Visualizing the World's Plummeting Fertility Rate
This article from Visual Capitalist may be of interest. Here is a section:
The African country of Niger currently has the highest fertility rate, at 6.9, which means on average, a woman in Niger will have seven children in her lifetime.
With the exception of Afghanistan (14th), all of the top 30 countries are found on the African continent. In fact, it’s estimated that Africa will add 2.5 billion new people by 2100, while most continents will actually flatline in terms of population growth.
At the bottom of the rankings, the country with the lowest fertility rate is South Korea, at 0.84.

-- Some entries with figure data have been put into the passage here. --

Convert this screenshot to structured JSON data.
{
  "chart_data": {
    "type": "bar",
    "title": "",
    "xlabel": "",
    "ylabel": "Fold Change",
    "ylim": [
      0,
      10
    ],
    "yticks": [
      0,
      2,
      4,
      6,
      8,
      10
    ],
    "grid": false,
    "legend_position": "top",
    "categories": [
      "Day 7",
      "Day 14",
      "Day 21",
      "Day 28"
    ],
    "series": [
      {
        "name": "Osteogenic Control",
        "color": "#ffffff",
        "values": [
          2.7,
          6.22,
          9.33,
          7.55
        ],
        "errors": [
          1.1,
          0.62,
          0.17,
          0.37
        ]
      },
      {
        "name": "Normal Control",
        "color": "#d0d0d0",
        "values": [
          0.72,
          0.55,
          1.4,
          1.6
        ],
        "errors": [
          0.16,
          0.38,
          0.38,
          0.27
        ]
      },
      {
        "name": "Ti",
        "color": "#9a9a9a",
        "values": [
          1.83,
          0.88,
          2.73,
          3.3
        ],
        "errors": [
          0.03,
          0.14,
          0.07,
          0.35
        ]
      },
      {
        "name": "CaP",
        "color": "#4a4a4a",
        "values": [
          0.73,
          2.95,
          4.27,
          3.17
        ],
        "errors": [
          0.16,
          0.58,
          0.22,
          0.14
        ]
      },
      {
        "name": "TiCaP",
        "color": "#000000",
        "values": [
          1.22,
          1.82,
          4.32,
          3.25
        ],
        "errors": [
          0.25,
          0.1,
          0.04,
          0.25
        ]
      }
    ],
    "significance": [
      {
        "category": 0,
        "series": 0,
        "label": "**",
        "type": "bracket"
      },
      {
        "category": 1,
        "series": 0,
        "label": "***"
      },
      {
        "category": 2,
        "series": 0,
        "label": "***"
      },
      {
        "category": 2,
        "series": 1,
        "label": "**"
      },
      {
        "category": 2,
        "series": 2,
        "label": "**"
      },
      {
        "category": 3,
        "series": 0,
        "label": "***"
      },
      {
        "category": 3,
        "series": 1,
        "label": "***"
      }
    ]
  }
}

Interestingly, many of the current most populous countries of the world—including China, India, and the U.S.—are all below replacement levels of fertility, with parts of Europe and North America having had persistently low fertility levels since the 1970s.

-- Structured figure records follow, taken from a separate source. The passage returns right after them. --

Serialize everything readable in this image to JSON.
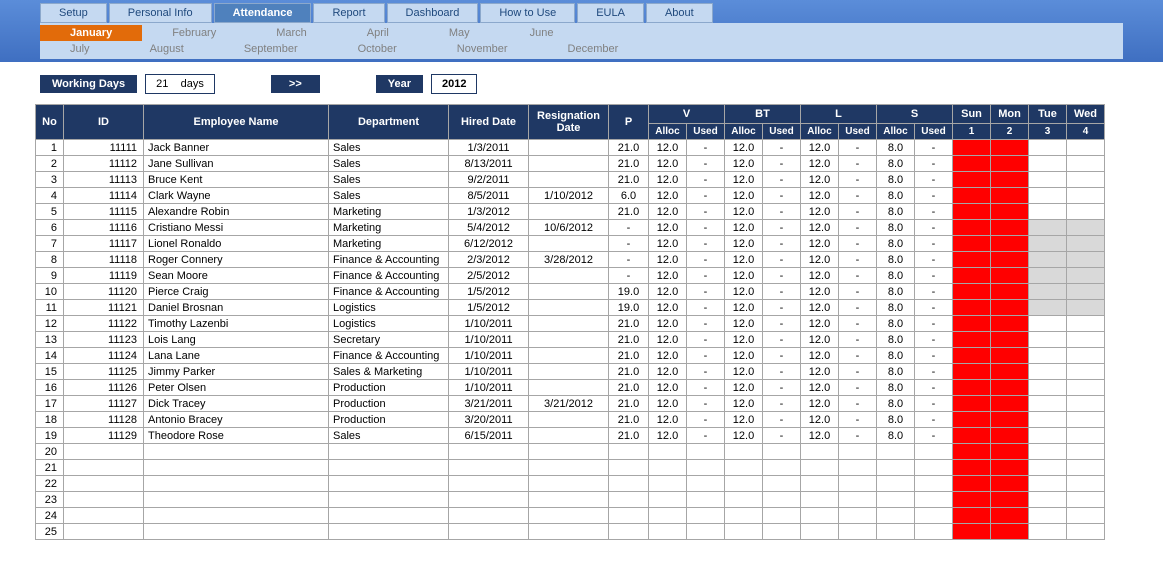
{
  "nav": {
    "tabs": [
      "Setup",
      "Personal Info",
      "Attendance",
      "Report",
      "Dashboard",
      "How to Use",
      "EULA",
      "About"
    ],
    "active_tab": 2,
    "months_row1": [
      "January",
      "February",
      "March",
      "April",
      "May",
      "June"
    ],
    "months_row2": [
      "July",
      "August",
      "September",
      "October",
      "November",
      "December"
    ],
    "active_month": 0
  },
  "controls": {
    "working_days_label": "Working Days",
    "working_days_value": "21",
    "working_days_unit": "days",
    "next_btn": ">>",
    "year_label": "Year",
    "year_value": "2012"
  },
  "colors": {
    "header_bg": "#1f3864",
    "header_fg": "#ffffff",
    "tab_bg": "#c5d9f1",
    "tab_active_bg": "#4f81bd",
    "month_active_bg": "#e26b0a",
    "weekend_bg": "#ff0000",
    "disabled_bg": "#d9d9d9",
    "border": "#a6a6a6"
  },
  "table": {
    "headers": {
      "no": "No",
      "id": "ID",
      "name": "Employee Name",
      "dept": "Department",
      "hired": "Hired Date",
      "resign": "Resignation Date",
      "p": "P",
      "groups": [
        "V",
        "BT",
        "L",
        "S"
      ],
      "sub": [
        "Alloc",
        "Used"
      ],
      "days": [
        "Sun",
        "Mon",
        "Tue",
        "Wed"
      ],
      "daynums": [
        "1",
        "2",
        "3",
        "4"
      ]
    },
    "rows": [
      {
        "no": 1,
        "id": "11111",
        "name": "Jack Banner",
        "dept": "Sales",
        "hired": "1/3/2011",
        "resign": "",
        "p": "21.0",
        "v_a": "12.0",
        "v_u": "-",
        "bt_a": "12.0",
        "bt_u": "-",
        "l_a": "12.0",
        "l_u": "-",
        "s_a": "8.0",
        "s_u": "-",
        "d": [
          "R",
          "R",
          "",
          ""
        ]
      },
      {
        "no": 2,
        "id": "11112",
        "name": "Jane Sullivan",
        "dept": "Sales",
        "hired": "8/13/2011",
        "resign": "",
        "p": "21.0",
        "v_a": "12.0",
        "v_u": "-",
        "bt_a": "12.0",
        "bt_u": "-",
        "l_a": "12.0",
        "l_u": "-",
        "s_a": "8.0",
        "s_u": "-",
        "d": [
          "R",
          "R",
          "",
          ""
        ]
      },
      {
        "no": 3,
        "id": "11113",
        "name": "Bruce Kent",
        "dept": "Sales",
        "hired": "9/2/2011",
        "resign": "",
        "p": "21.0",
        "v_a": "12.0",
        "v_u": "-",
        "bt_a": "12.0",
        "bt_u": "-",
        "l_a": "12.0",
        "l_u": "-",
        "s_a": "8.0",
        "s_u": "-",
        "d": [
          "R",
          "R",
          "",
          ""
        ]
      },
      {
        "no": 4,
        "id": "11114",
        "name": "Clark Wayne",
        "dept": "Sales",
        "hired": "8/5/2011",
        "resign": "1/10/2012",
        "p": "6.0",
        "v_a": "12.0",
        "v_u": "-",
        "bt_a": "12.0",
        "bt_u": "-",
        "l_a": "12.0",
        "l_u": "-",
        "s_a": "8.0",
        "s_u": "-",
        "d": [
          "R",
          "R",
          "",
          ""
        ]
      },
      {
        "no": 5,
        "id": "11115",
        "name": "Alexandre Robin",
        "dept": "Marketing",
        "hired": "1/3/2012",
        "resign": "",
        "p": "21.0",
        "v_a": "12.0",
        "v_u": "-",
        "bt_a": "12.0",
        "bt_u": "-",
        "l_a": "12.0",
        "l_u": "-",
        "s_a": "8.0",
        "s_u": "-",
        "d": [
          "R",
          "R",
          "",
          ""
        ]
      },
      {
        "no": 6,
        "id": "11116",
        "name": "Cristiano Messi",
        "dept": "Marketing",
        "hired": "5/4/2012",
        "resign": "10/6/2012",
        "p": "-",
        "v_a": "12.0",
        "v_u": "-",
        "bt_a": "12.0",
        "bt_u": "-",
        "l_a": "12.0",
        "l_u": "-",
        "s_a": "8.0",
        "s_u": "-",
        "d": [
          "R",
          "R",
          "G",
          "G"
        ]
      },
      {
        "no": 7,
        "id": "11117",
        "name": "Lionel Ronaldo",
        "dept": "Marketing",
        "hired": "6/12/2012",
        "resign": "",
        "p": "-",
        "v_a": "12.0",
        "v_u": "-",
        "bt_a": "12.0",
        "bt_u": "-",
        "l_a": "12.0",
        "l_u": "-",
        "s_a": "8.0",
        "s_u": "-",
        "d": [
          "R",
          "R",
          "G",
          "G"
        ]
      },
      {
        "no": 8,
        "id": "11118",
        "name": "Roger Connery",
        "dept": "Finance & Accounting",
        "hired": "2/3/2012",
        "resign": "3/28/2012",
        "p": "-",
        "v_a": "12.0",
        "v_u": "-",
        "bt_a": "12.0",
        "bt_u": "-",
        "l_a": "12.0",
        "l_u": "-",
        "s_a": "8.0",
        "s_u": "-",
        "d": [
          "R",
          "R",
          "G",
          "G"
        ]
      },
      {
        "no": 9,
        "id": "11119",
        "name": "Sean Moore",
        "dept": "Finance & Accounting",
        "hired": "2/5/2012",
        "resign": "",
        "p": "-",
        "v_a": "12.0",
        "v_u": "-",
        "bt_a": "12.0",
        "bt_u": "-",
        "l_a": "12.0",
        "l_u": "-",
        "s_a": "8.0",
        "s_u": "-",
        "d": [
          "R",
          "R",
          "G",
          "G"
        ]
      },
      {
        "no": 10,
        "id": "11120",
        "name": "Pierce Craig",
        "dept": "Finance & Accounting",
        "hired": "1/5/2012",
        "resign": "",
        "p": "19.0",
        "v_a": "12.0",
        "v_u": "-",
        "bt_a": "12.0",
        "bt_u": "-",
        "l_a": "12.0",
        "l_u": "-",
        "s_a": "8.0",
        "s_u": "-",
        "d": [
          "R",
          "R",
          "G",
          "G"
        ]
      },
      {
        "no": 11,
        "id": "11121",
        "name": "Daniel Brosnan",
        "dept": "Logistics",
        "hired": "1/5/2012",
        "resign": "",
        "p": "19.0",
        "v_a": "12.0",
        "v_u": "-",
        "bt_a": "12.0",
        "bt_u": "-",
        "l_a": "12.0",
        "l_u": "-",
        "s_a": "8.0",
        "s_u": "-",
        "d": [
          "R",
          "R",
          "G",
          "G"
        ]
      },
      {
        "no": 12,
        "id": "11122",
        "name": "Timothy Lazenbi",
        "dept": "Logistics",
        "hired": "1/10/2011",
        "resign": "",
        "p": "21.0",
        "v_a": "12.0",
        "v_u": "-",
        "bt_a": "12.0",
        "bt_u": "-",
        "l_a": "12.0",
        "l_u": "-",
        "s_a": "8.0",
        "s_u": "-",
        "d": [
          "R",
          "R",
          "",
          ""
        ]
      },
      {
        "no": 13,
        "id": "11123",
        "name": "Lois Lang",
        "dept": "Secretary",
        "hired": "1/10/2011",
        "resign": "",
        "p": "21.0",
        "v_a": "12.0",
        "v_u": "-",
        "bt_a": "12.0",
        "bt_u": "-",
        "l_a": "12.0",
        "l_u": "-",
        "s_a": "8.0",
        "s_u": "-",
        "d": [
          "R",
          "R",
          "",
          ""
        ]
      },
      {
        "no": 14,
        "id": "11124",
        "name": "Lana Lane",
        "dept": "Finance & Accounting",
        "hired": "1/10/2011",
        "resign": "",
        "p": "21.0",
        "v_a": "12.0",
        "v_u": "-",
        "bt_a": "12.0",
        "bt_u": "-",
        "l_a": "12.0",
        "l_u": "-",
        "s_a": "8.0",
        "s_u": "-",
        "d": [
          "R",
          "R",
          "",
          ""
        ]
      },
      {
        "no": 15,
        "id": "11125",
        "name": "Jimmy Parker",
        "dept": "Sales & Marketing",
        "hired": "1/10/2011",
        "resign": "",
        "p": "21.0",
        "v_a": "12.0",
        "v_u": "-",
        "bt_a": "12.0",
        "bt_u": "-",
        "l_a": "12.0",
        "l_u": "-",
        "s_a": "8.0",
        "s_u": "-",
        "d": [
          "R",
          "R",
          "",
          ""
        ]
      },
      {
        "no": 16,
        "id": "11126",
        "name": "Peter Olsen",
        "dept": "Production",
        "hired": "1/10/2011",
        "resign": "",
        "p": "21.0",
        "v_a": "12.0",
        "v_u": "-",
        "bt_a": "12.0",
        "bt_u": "-",
        "l_a": "12.0",
        "l_u": "-",
        "s_a": "8.0",
        "s_u": "-",
        "d": [
          "R",
          "R",
          "",
          ""
        ]
      },
      {
        "no": 17,
        "id": "11127",
        "name": "Dick Tracey",
        "dept": "Production",
        "hired": "3/21/2011",
        "resign": "3/21/2012",
        "p": "21.0",
        "v_a": "12.0",
        "v_u": "-",
        "bt_a": "12.0",
        "bt_u": "-",
        "l_a": "12.0",
        "l_u": "-",
        "s_a": "8.0",
        "s_u": "-",
        "d": [
          "R",
          "R",
          "",
          ""
        ]
      },
      {
        "no": 18,
        "id": "11128",
        "name": "Antonio Bracey",
        "dept": "Production",
        "hired": "3/20/2011",
        "resign": "",
        "p": "21.0",
        "v_a": "12.0",
        "v_u": "-",
        "bt_a": "12.0",
        "bt_u": "-",
        "l_a": "12.0",
        "l_u": "-",
        "s_a": "8.0",
        "s_u": "-",
        "d": [
          "R",
          "R",
          "",
          ""
        ]
      },
      {
        "no": 19,
        "id": "11129",
        "name": "Theodore Rose",
        "dept": "Sales",
        "hired": "6/15/2011",
        "resign": "",
        "p": "21.0",
        "v_a": "12.0",
        "v_u": "-",
        "bt_a": "12.0",
        "bt_u": "-",
        "l_a": "12.0",
        "l_u": "-",
        "s_a": "8.0",
        "s_u": "-",
        "d": [
          "R",
          "R",
          "",
          ""
        ]
      },
      {
        "no": 20,
        "id": "",
        "name": "",
        "dept": "",
        "hired": "",
        "resign": "",
        "p": "",
        "v_a": "",
        "v_u": "",
        "bt_a": "",
        "bt_u": "",
        "l_a": "",
        "l_u": "",
        "s_a": "",
        "s_u": "",
        "d": [
          "R",
          "R",
          "",
          ""
        ]
      },
      {
        "no": 21,
        "id": "",
        "name": "",
        "dept": "",
        "hired": "",
        "resign": "",
        "p": "",
        "v_a": "",
        "v_u": "",
        "bt_a": "",
        "bt_u": "",
        "l_a": "",
        "l_u": "",
        "s_a": "",
        "s_u": "",
        "d": [
          "R",
          "R",
          "",
          ""
        ]
      },
      {
        "no": 22,
        "id": "",
        "name": "",
        "dept": "",
        "hired": "",
        "resign": "",
        "p": "",
        "v_a": "",
        "v_u": "",
        "bt_a": "",
        "bt_u": "",
        "l_a": "",
        "l_u": "",
        "s_a": "",
        "s_u": "",
        "d": [
          "R",
          "R",
          "",
          ""
        ]
      },
      {
        "no": 23,
        "id": "",
        "name": "",
        "dept": "",
        "hired": "",
        "resign": "",
        "p": "",
        "v_a": "",
        "v_u": "",
        "bt_a": "",
        "bt_u": "",
        "l_a": "",
        "l_u": "",
        "s_a": "",
        "s_u": "",
        "d": [
          "R",
          "R",
          "",
          ""
        ]
      },
      {
        "no": 24,
        "id": "",
        "name": "",
        "dept": "",
        "hired": "",
        "resign": "",
        "p": "",
        "v_a": "",
        "v_u": "",
        "bt_a": "",
        "bt_u": "",
        "l_a": "",
        "l_u": "",
        "s_a": "",
        "s_u": "",
        "d": [
          "R",
          "R",
          "",
          ""
        ]
      },
      {
        "no": 25,
        "id": "",
        "name": "",
        "dept": "",
        "hired": "",
        "resign": "",
        "p": "",
        "v_a": "",
        "v_u": "",
        "bt_a": "",
        "bt_u": "",
        "l_a": "",
        "l_u": "",
        "s_a": "",
        "s_u": "",
        "d": [
          "R",
          "R",
          "",
          ""
        ]
      }
    ]
  }
}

I’m from a relatively large family. I had five siblings. I remember my mother saying “after the third, the older ones look after the younger ones” That confirms the existence of a child care efficiency ratio implied in larger families.
That’s lost when families are smaller and older generations are dispersed. In fact, the fewer children a family has the higher the cost because hopes for the future are poured into enhancing that child’s competitive edge. That can involve paying for tutors, sports, music, schools, better neighbourhoods etc.
Public education was most effective when the ratio of children to adults was highest in the most developed economies. As the cost of child rearing increases, public education is less of a priority and competition due to concentration increases.
That gels with the collapse in fertility rates seen in most developed countries. As soon as living standards improve and more women receive education, fertility rates don’t just ease, they collapse. 20 years after the breakdown, fertility rates in South Korea, Japan, Italy and the UK were as much as 80% below the previous norm. No country has successfully raised fertility rates after that collapse.
That suggests the peak in population growth is likely to be sooner than many UN forecasts predict. For example, Egypt’s fertility has halved since 1980. The primary driver of population growth at present is rising life expectancy. Antibiotic resistance is already an inhibiting factor for life expectancy in India while drug abuse and obesity are contributing to lower life spans in the USA.
There are several ways of thinking about these trends. The first is demand for more automation. The ROBO Global Robotics & Automation ETF continues to firm from the region of the 200-day MA.
The second is high wages demands are unlikely to recede. The last is technological innovation towards artificial wombs is likely to try and support the efforts of families to have children but that will not influence the cost of baby care unless we really are in a matrix-like reality.
That suggests the long-term view will be for a post growth environment which supports the secular stagnation theme. The trajectory of bond yields will reflect that argument in due course but perhaps not until the 2030s. The global average yield surged in 2022 to break the long-term downtrend. It is currently pausing below 4% but a sustained move below 2% would be required to question the supply dominated environment.